Technology and Covid-19
Salimah LaForce, research scientist, Center for Advanced Communications Policy
This book chapter, part of the Springer book Social Vulnerability to Covid-19, was produced as part of LaForce’s involvement with the NSF-funded CONVERGE Covid-19 Working Group for Public Health and Social Sciences Research called “Technological Innovations in Response to Covid-19.” The chapter focuses on the social implications of the rapid adoption of communications technologies during the pandemic, including “privacy, trust, ethics, and potential effects on socially vulnerable populations.”
One part of the chapter addressed the effects of fast-paced technological advancements on students during the pandemic.
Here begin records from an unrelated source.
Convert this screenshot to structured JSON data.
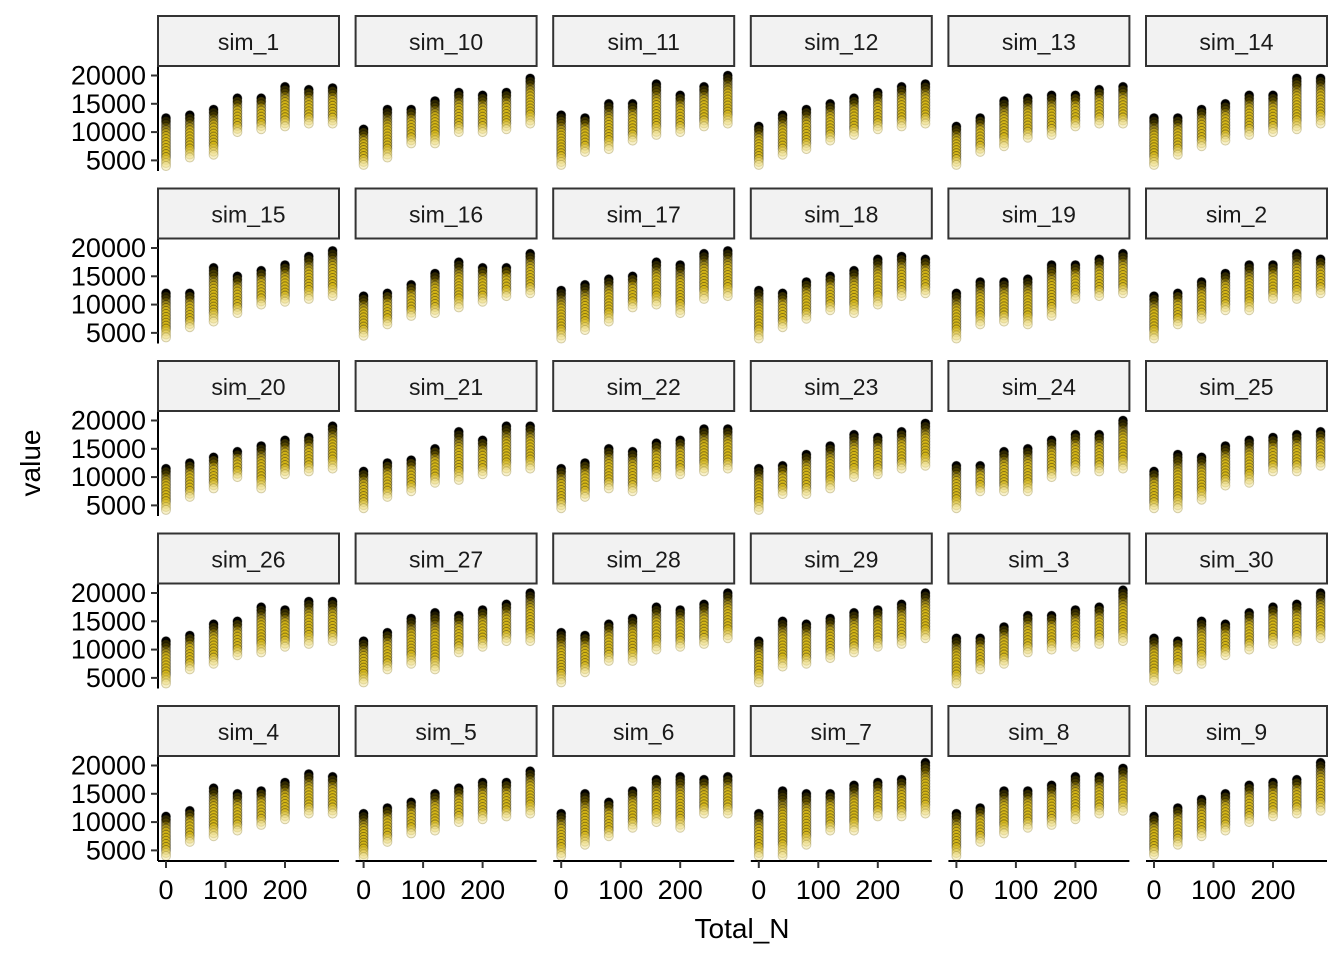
{
  "chart_data": {
    "type": "scatter",
    "facet_layout": "wrap 6 columns x 5 rows",
    "xlabel": "Total_N",
    "ylabel": "value",
    "x_ticks": [
      0,
      100,
      200
    ],
    "y_ticks": [
      5000,
      10000,
      15000,
      20000
    ],
    "xlim": [
      -10,
      295
    ],
    "ylim": [
      3300,
      21500
    ],
    "x_groups": [
      0,
      40,
      80,
      120,
      160,
      200,
      240,
      280
    ],
    "colors": {
      "high": "#000000",
      "mid": "#d4b000",
      "low": "#f3e6a0"
    },
    "note": "each group lists [min, max] of the simulated values drawn as a vertical stack of points",
    "panels": [
      {
        "name": "sim_1",
        "groups": [
          [
            4000,
            12500
          ],
          [
            5500,
            13000
          ],
          [
            6000,
            14000
          ],
          [
            10000,
            16000
          ],
          [
            10500,
            16000
          ],
          [
            11000,
            18000
          ],
          [
            11500,
            17500
          ],
          [
            11500,
            17800
          ]
        ]
      },
      {
        "name": "sim_10",
        "groups": [
          [
            4200,
            10500
          ],
          [
            5500,
            14000
          ],
          [
            8000,
            14000
          ],
          [
            8000,
            15500
          ],
          [
            10000,
            17000
          ],
          [
            10000,
            16500
          ],
          [
            10500,
            17000
          ],
          [
            11500,
            19500
          ]
        ]
      },
      {
        "name": "sim_11",
        "groups": [
          [
            4200,
            13000
          ],
          [
            6500,
            12500
          ],
          [
            7000,
            15000
          ],
          [
            8500,
            15000
          ],
          [
            9500,
            18500
          ],
          [
            10000,
            16500
          ],
          [
            11000,
            18000
          ],
          [
            11500,
            20000
          ]
        ]
      },
      {
        "name": "sim_12",
        "groups": [
          [
            4200,
            11000
          ],
          [
            6000,
            13000
          ],
          [
            7000,
            14000
          ],
          [
            8500,
            15000
          ],
          [
            9500,
            16000
          ],
          [
            10500,
            17000
          ],
          [
            11000,
            18000
          ],
          [
            11500,
            18500
          ]
        ]
      },
      {
        "name": "sim_13",
        "groups": [
          [
            4200,
            11000
          ],
          [
            6500,
            12500
          ],
          [
            7500,
            15500
          ],
          [
            9000,
            16000
          ],
          [
            9500,
            16500
          ],
          [
            11000,
            16500
          ],
          [
            11500,
            17500
          ],
          [
            11500,
            18000
          ]
        ]
      },
      {
        "name": "sim_14",
        "groups": [
          [
            4200,
            12500
          ],
          [
            6000,
            12500
          ],
          [
            7500,
            14000
          ],
          [
            8500,
            15000
          ],
          [
            9500,
            16500
          ],
          [
            10000,
            16500
          ],
          [
            10500,
            19500
          ],
          [
            11500,
            19500
          ]
        ]
      },
      {
        "name": "sim_15",
        "groups": [
          [
            4200,
            12000
          ],
          [
            6000,
            12000
          ],
          [
            7000,
            16500
          ],
          [
            8500,
            15000
          ],
          [
            10000,
            16000
          ],
          [
            10500,
            17000
          ],
          [
            11000,
            18500
          ],
          [
            11500,
            19500
          ]
        ]
      },
      {
        "name": "sim_16",
        "groups": [
          [
            4500,
            11500
          ],
          [
            6500,
            12000
          ],
          [
            8000,
            13500
          ],
          [
            8500,
            15500
          ],
          [
            9500,
            17500
          ],
          [
            10500,
            16500
          ],
          [
            11500,
            16500
          ],
          [
            12000,
            19000
          ]
        ]
      },
      {
        "name": "sim_17",
        "groups": [
          [
            4000,
            12500
          ],
          [
            5500,
            13500
          ],
          [
            7000,
            14500
          ],
          [
            9500,
            15000
          ],
          [
            10000,
            17500
          ],
          [
            8500,
            17000
          ],
          [
            11000,
            19000
          ],
          [
            11500,
            19500
          ]
        ]
      },
      {
        "name": "sim_18",
        "groups": [
          [
            4000,
            12500
          ],
          [
            6000,
            12000
          ],
          [
            7500,
            14000
          ],
          [
            9000,
            15000
          ],
          [
            8500,
            16000
          ],
          [
            10000,
            18000
          ],
          [
            11500,
            18500
          ],
          [
            12000,
            18000
          ]
        ]
      },
      {
        "name": "sim_19",
        "groups": [
          [
            4000,
            12000
          ],
          [
            6500,
            14000
          ],
          [
            7000,
            14000
          ],
          [
            6500,
            14500
          ],
          [
            8000,
            17000
          ],
          [
            11000,
            17000
          ],
          [
            11500,
            18000
          ],
          [
            12000,
            19000
          ]
        ]
      },
      {
        "name": "sim_2",
        "groups": [
          [
            4000,
            11500
          ],
          [
            6500,
            12000
          ],
          [
            7500,
            14000
          ],
          [
            9000,
            15500
          ],
          [
            9000,
            17000
          ],
          [
            11000,
            17000
          ],
          [
            11000,
            19000
          ],
          [
            12000,
            18000
          ]
        ]
      },
      {
        "name": "sim_20",
        "groups": [
          [
            4200,
            11500
          ],
          [
            6500,
            12500
          ],
          [
            8000,
            13500
          ],
          [
            10000,
            14500
          ],
          [
            8000,
            15500
          ],
          [
            10500,
            16500
          ],
          [
            11000,
            17000
          ],
          [
            11500,
            19000
          ]
        ]
      },
      {
        "name": "sim_21",
        "groups": [
          [
            4500,
            11000
          ],
          [
            6500,
            12500
          ],
          [
            7500,
            13000
          ],
          [
            9000,
            15000
          ],
          [
            9500,
            18000
          ],
          [
            10500,
            16500
          ],
          [
            11000,
            19000
          ],
          [
            11500,
            19000
          ]
        ]
      },
      {
        "name": "sim_22",
        "groups": [
          [
            4500,
            11500
          ],
          [
            6500,
            12500
          ],
          [
            8000,
            15000
          ],
          [
            7500,
            14500
          ],
          [
            10000,
            16000
          ],
          [
            10500,
            16500
          ],
          [
            11000,
            18500
          ],
          [
            11500,
            18500
          ]
        ]
      },
      {
        "name": "sim_23",
        "groups": [
          [
            4200,
            11500
          ],
          [
            7000,
            12000
          ],
          [
            7000,
            14000
          ],
          [
            8000,
            15500
          ],
          [
            10000,
            17500
          ],
          [
            10500,
            17000
          ],
          [
            11500,
            18000
          ],
          [
            12000,
            19500
          ]
        ]
      },
      {
        "name": "sim_24",
        "groups": [
          [
            4500,
            12000
          ],
          [
            7500,
            12000
          ],
          [
            7500,
            14500
          ],
          [
            7500,
            15000
          ],
          [
            10000,
            16500
          ],
          [
            11000,
            17500
          ],
          [
            11000,
            17500
          ],
          [
            11500,
            20000
          ]
        ]
      },
      {
        "name": "sim_25",
        "groups": [
          [
            4500,
            11000
          ],
          [
            4500,
            14000
          ],
          [
            6000,
            13500
          ],
          [
            8500,
            15500
          ],
          [
            9000,
            16500
          ],
          [
            11000,
            17000
          ],
          [
            11000,
            17500
          ],
          [
            12000,
            18000
          ]
        ]
      },
      {
        "name": "sim_26",
        "groups": [
          [
            4000,
            11500
          ],
          [
            6500,
            12500
          ],
          [
            7500,
            14500
          ],
          [
            9000,
            15000
          ],
          [
            9500,
            17500
          ],
          [
            10500,
            17000
          ],
          [
            11000,
            18500
          ],
          [
            11500,
            18500
          ]
        ]
      },
      {
        "name": "sim_27",
        "groups": [
          [
            4200,
            11500
          ],
          [
            6500,
            13000
          ],
          [
            7500,
            15500
          ],
          [
            6500,
            16500
          ],
          [
            9500,
            16000
          ],
          [
            10500,
            17000
          ],
          [
            11500,
            18000
          ],
          [
            11500,
            20000
          ]
        ]
      },
      {
        "name": "sim_28",
        "groups": [
          [
            4200,
            13000
          ],
          [
            6000,
            12500
          ],
          [
            8000,
            14500
          ],
          [
            8000,
            15500
          ],
          [
            10000,
            17500
          ],
          [
            10500,
            17000
          ],
          [
            11000,
            18000
          ],
          [
            12000,
            20000
          ]
        ]
      },
      {
        "name": "sim_29",
        "groups": [
          [
            4200,
            11500
          ],
          [
            7000,
            15000
          ],
          [
            7500,
            14500
          ],
          [
            8500,
            15500
          ],
          [
            9500,
            16500
          ],
          [
            10500,
            17000
          ],
          [
            11000,
            18000
          ],
          [
            12000,
            20000
          ]
        ]
      },
      {
        "name": "sim_3",
        "groups": [
          [
            4000,
            12000
          ],
          [
            6500,
            12000
          ],
          [
            7500,
            14000
          ],
          [
            9500,
            16000
          ],
          [
            10000,
            16000
          ],
          [
            10500,
            17000
          ],
          [
            11000,
            17500
          ],
          [
            11500,
            20500
          ]
        ]
      },
      {
        "name": "sim_30",
        "groups": [
          [
            4500,
            12000
          ],
          [
            6500,
            11500
          ],
          [
            7500,
            15000
          ],
          [
            9000,
            14500
          ],
          [
            10000,
            16500
          ],
          [
            11000,
            17500
          ],
          [
            11500,
            18000
          ],
          [
            12000,
            20000
          ]
        ]
      },
      {
        "name": "sim_4",
        "groups": [
          [
            4000,
            11000
          ],
          [
            6500,
            12000
          ],
          [
            7500,
            16000
          ],
          [
            8500,
            15000
          ],
          [
            9500,
            15500
          ],
          [
            10500,
            17000
          ],
          [
            11500,
            18500
          ],
          [
            11500,
            18000
          ]
        ]
      },
      {
        "name": "sim_5",
        "groups": [
          [
            3800,
            11500
          ],
          [
            6500,
            12500
          ],
          [
            8000,
            13500
          ],
          [
            8500,
            15000
          ],
          [
            10000,
            16000
          ],
          [
            10500,
            17000
          ],
          [
            11000,
            17000
          ],
          [
            11500,
            19000
          ]
        ]
      },
      {
        "name": "sim_6",
        "groups": [
          [
            4000,
            11500
          ],
          [
            6000,
            15000
          ],
          [
            7500,
            13500
          ],
          [
            9000,
            15500
          ],
          [
            10000,
            17500
          ],
          [
            9000,
            18000
          ],
          [
            11500,
            17500
          ],
          [
            11500,
            18000
          ]
        ]
      },
      {
        "name": "sim_7",
        "groups": [
          [
            4000,
            11500
          ],
          [
            4000,
            15500
          ],
          [
            6000,
            15000
          ],
          [
            8500,
            15000
          ],
          [
            8500,
            16500
          ],
          [
            11000,
            17000
          ],
          [
            11000,
            17500
          ],
          [
            11500,
            20500
          ]
        ]
      },
      {
        "name": "sim_8",
        "groups": [
          [
            4000,
            11500
          ],
          [
            6500,
            12500
          ],
          [
            8000,
            15500
          ],
          [
            9000,
            15500
          ],
          [
            9500,
            16500
          ],
          [
            10500,
            18000
          ],
          [
            11500,
            18000
          ],
          [
            12000,
            19500
          ]
        ]
      },
      {
        "name": "sim_9",
        "groups": [
          [
            4200,
            11000
          ],
          [
            6000,
            12500
          ],
          [
            7500,
            14000
          ],
          [
            8500,
            15000
          ],
          [
            10000,
            16500
          ],
          [
            11000,
            17000
          ],
          [
            11500,
            17500
          ],
          [
            12000,
            20500
          ]
        ]
      }
    ]
  }
}
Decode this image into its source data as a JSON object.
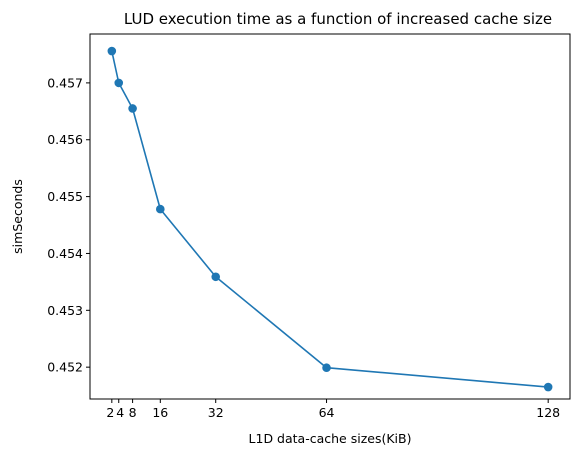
{
  "chart_data": {
    "type": "line",
    "title": "LUD execution time as a function of increased cache size",
    "xlabel": "L1D data-cache sizes(KiB)",
    "ylabel": "simSeconds",
    "xticks": [
      2,
      4,
      8,
      16,
      32,
      64,
      128
    ],
    "xtick_labels": [
      "2",
      "4",
      "8",
      "16",
      "32",
      "64",
      "128"
    ],
    "yticks": [
      0.452,
      0.453,
      0.454,
      0.455,
      0.456,
      0.457
    ],
    "ytick_labels": [
      "0.452",
      "0.453",
      "0.454",
      "0.455",
      "0.456",
      "0.457"
    ],
    "xlim": [
      -4.3,
      134.3
    ],
    "ylim": [
      0.45144,
      0.45786
    ],
    "grid": false,
    "series": [
      {
        "x": [
          2,
          4,
          8,
          16,
          32,
          64,
          128
        ],
        "y": [
          0.45756,
          0.457,
          0.45655,
          0.45478,
          0.45359,
          0.45199,
          0.45165
        ],
        "color": "#1f77b4",
        "marker": "circle"
      }
    ]
  }
}
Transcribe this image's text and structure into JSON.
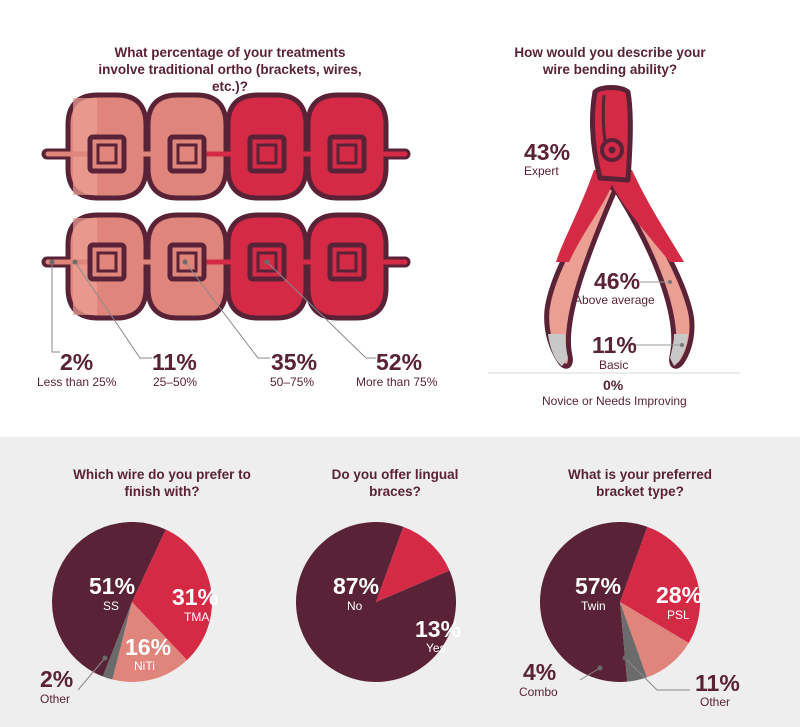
{
  "colors": {
    "maroon": "#5a2236",
    "red": "#d42a46",
    "pink": "#e0857c",
    "light_pink": "#eb9f93",
    "gray": "#6b6b6b",
    "light_gray": "#c8c8c8",
    "band": "#efeeee"
  },
  "treatments": {
    "question": "What percentage of your treatments involve traditional ortho (brackets, wires, etc.)?",
    "items": [
      {
        "pct": "2%",
        "label": "Less than 25%"
      },
      {
        "pct": "11%",
        "label": "25–50%"
      },
      {
        "pct": "35%",
        "label": "50–75%"
      },
      {
        "pct": "52%",
        "label": "More than 75%"
      }
    ]
  },
  "wire_bending": {
    "question": "How would you describe your wire bending ability?",
    "items": [
      {
        "pct": "43%",
        "label": "Expert"
      },
      {
        "pct": "46%",
        "label": "Above average"
      },
      {
        "pct": "11%",
        "label": "Basic"
      },
      {
        "pct": "0%",
        "label": "Novice or Needs Improving"
      }
    ]
  },
  "finish_wire": {
    "question": "Which wire do you prefer to finish with?",
    "ss": {
      "pct": "51%",
      "label": "SS"
    },
    "tma": {
      "pct": "31%",
      "label": "TMA"
    },
    "niti": {
      "pct": "16%",
      "label": "NiTi"
    },
    "other": {
      "pct": "2%",
      "label": "Other"
    }
  },
  "lingual": {
    "question": "Do you offer lingual braces?",
    "no": {
      "pct": "87%",
      "label": "No"
    },
    "yes": {
      "pct": "13%",
      "label": "Yes"
    }
  },
  "bracket_type": {
    "question": "What is your preferred bracket type?",
    "twin": {
      "pct": "57%",
      "label": "Twin"
    },
    "psl": {
      "pct": "28%",
      "label": "PSL"
    },
    "combo": {
      "pct": "4%",
      "label": "Combo"
    },
    "other": {
      "pct": "11%",
      "label": "Other"
    }
  },
  "chart_data": [
    {
      "type": "bar",
      "title": "What percentage of your treatments involve traditional ortho (brackets, wires, etc.)?",
      "categories": [
        "Less than 25%",
        "25–50%",
        "50–75%",
        "More than 75%"
      ],
      "values": [
        2,
        11,
        35,
        52
      ]
    },
    {
      "type": "bar",
      "title": "How would you describe your wire bending ability?",
      "categories": [
        "Expert",
        "Above average",
        "Basic",
        "Novice or Needs Improving"
      ],
      "values": [
        43,
        46,
        11,
        0
      ]
    },
    {
      "type": "pie",
      "title": "Which wire do you prefer to finish with?",
      "categories": [
        "SS",
        "TMA",
        "NiTi",
        "Other"
      ],
      "values": [
        51,
        31,
        16,
        2
      ],
      "colors": [
        "#5a2236",
        "#d42a46",
        "#e0857c",
        "#6b6b6b"
      ]
    },
    {
      "type": "pie",
      "title": "Do you offer lingual braces?",
      "categories": [
        "No",
        "Yes"
      ],
      "values": [
        87,
        13
      ],
      "colors": [
        "#5a2236",
        "#d42a46"
      ]
    },
    {
      "type": "pie",
      "title": "What is your preferred bracket type?",
      "categories": [
        "Twin",
        "PSL",
        "Other",
        "Combo"
      ],
      "values": [
        57,
        28,
        11,
        4
      ],
      "colors": [
        "#5a2236",
        "#d42a46",
        "#e0857c",
        "#6b6b6b"
      ]
    }
  ]
}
It discussed how the transition to online learning placed a heavy burden on caregivers who were unable to offer sufficient assistance due to work schedules, lack of familiarity with technology, and other related challenges.
“When we add an ever-increasing reliance on technology, digital inequity, and a pandemic that forced a massive, overnight migration to online education, inevitably, some students were left behind,” LaForce said. “This was despite law and policy already in place to prevent the expansion of educational disparities and the homework gap. In fact, they were magnified. So, my question was, how can technology be both the problem and the solution? And how can we effectively implement education technology solutions that are appropriate for all students and their supporters?”